JPMorgan Mortgage Deal Criticized for Not Involving Trustees









JPMorgan Chase Co.’s $4.5 billion settlement with mortgage-bond investors over claims of faulty home loans should be reviewed closely because it was negotiated without the involvement of the securities’ trustees, objectors to the pact told a New York State judge.

The deal resolved claims relating to the underwriting and servicing of loans in more than 300 residential mortgage-backed securitization trusts.

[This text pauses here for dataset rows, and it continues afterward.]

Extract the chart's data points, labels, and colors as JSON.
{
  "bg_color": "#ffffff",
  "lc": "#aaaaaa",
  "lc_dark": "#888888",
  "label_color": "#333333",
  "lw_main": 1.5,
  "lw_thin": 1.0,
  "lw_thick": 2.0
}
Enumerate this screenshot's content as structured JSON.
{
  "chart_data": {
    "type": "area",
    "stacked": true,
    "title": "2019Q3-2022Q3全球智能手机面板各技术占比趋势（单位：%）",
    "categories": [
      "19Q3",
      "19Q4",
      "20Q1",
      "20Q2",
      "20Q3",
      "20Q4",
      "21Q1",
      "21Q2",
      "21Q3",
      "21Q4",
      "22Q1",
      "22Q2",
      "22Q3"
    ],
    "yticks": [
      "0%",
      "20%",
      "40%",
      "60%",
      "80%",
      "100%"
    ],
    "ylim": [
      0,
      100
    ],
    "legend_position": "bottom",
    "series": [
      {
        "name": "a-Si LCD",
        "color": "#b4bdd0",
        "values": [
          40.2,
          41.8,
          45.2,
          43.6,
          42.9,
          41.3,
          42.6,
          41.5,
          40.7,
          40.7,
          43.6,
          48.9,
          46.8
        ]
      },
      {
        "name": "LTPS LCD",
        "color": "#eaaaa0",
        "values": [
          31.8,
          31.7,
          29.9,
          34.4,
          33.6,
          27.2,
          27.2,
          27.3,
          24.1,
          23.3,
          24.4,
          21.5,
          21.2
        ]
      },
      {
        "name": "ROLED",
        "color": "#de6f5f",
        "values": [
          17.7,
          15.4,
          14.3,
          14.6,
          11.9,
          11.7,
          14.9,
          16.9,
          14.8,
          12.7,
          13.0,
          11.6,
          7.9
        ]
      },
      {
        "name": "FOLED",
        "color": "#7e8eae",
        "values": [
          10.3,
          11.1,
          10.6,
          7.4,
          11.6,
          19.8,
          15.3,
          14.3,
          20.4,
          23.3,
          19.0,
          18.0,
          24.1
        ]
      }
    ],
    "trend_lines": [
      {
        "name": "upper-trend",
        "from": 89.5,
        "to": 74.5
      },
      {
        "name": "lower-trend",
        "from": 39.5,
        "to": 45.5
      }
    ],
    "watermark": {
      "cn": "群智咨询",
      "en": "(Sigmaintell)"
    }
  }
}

It was negotiated by New York-based JPMorgan and a group of 21 institutional investors, including BlackRock Inc. and Pacific Investment Management Co., that held more than $24 billion, or 32%, of the securities issued by the trusts, according to court papers.

JPMorgan, the largest U.S. bank, announced the accord in November 2013, a week before it agreed to a record $13 billion settlement with the U.S. over faulty mortgage securities. The bank entered into the lawsuit settlement as part of its effort to move past cases tied in part to the housing crisis.

The Federal Home Loan Bank of Boston and other objectors to the deal told New York State Supreme Court Justice Marcy Friedman in Manhattan today that the settlement was negotiated by a group of investors with ties to JPMorgan and that the bank paid for the evaluation of the pact by the securities’ trustees, who weren’t a party to the talks. They’re asking for more information about the deal.

“We see the settlement as a race to the bottom to flush those massive losses down the drain,” Derek W. Loeser, an attorney with Keller Rohrback LLP representing the Federal Home Loan Bank of Boston, said in court. His client paid almost $2 billion for securities issued by 37 of the more than 300 trusts.

The trustees, including U.S. Bank NA and Bank of New York Mellon Corp., filed a petition in August seeking approval of the settlement.

Matthew Ingber, an attorney for Bank of New York Mellon with Mayer Brown LLP, said the trustees completed an “exhaustive evaluation process” of the settlement and notified investors in the trusts six times before requesting approval.

The trustees agreed to the accord to avoid litigation “that could take many years and produce no certain outcome,” Ingber told the judge.

Pools of home loans securitized into bonds were central to the housing bubble that helped send the U.S. into the worst recession since the 1930s. The housing market collapsed and the market for the securities evaporated.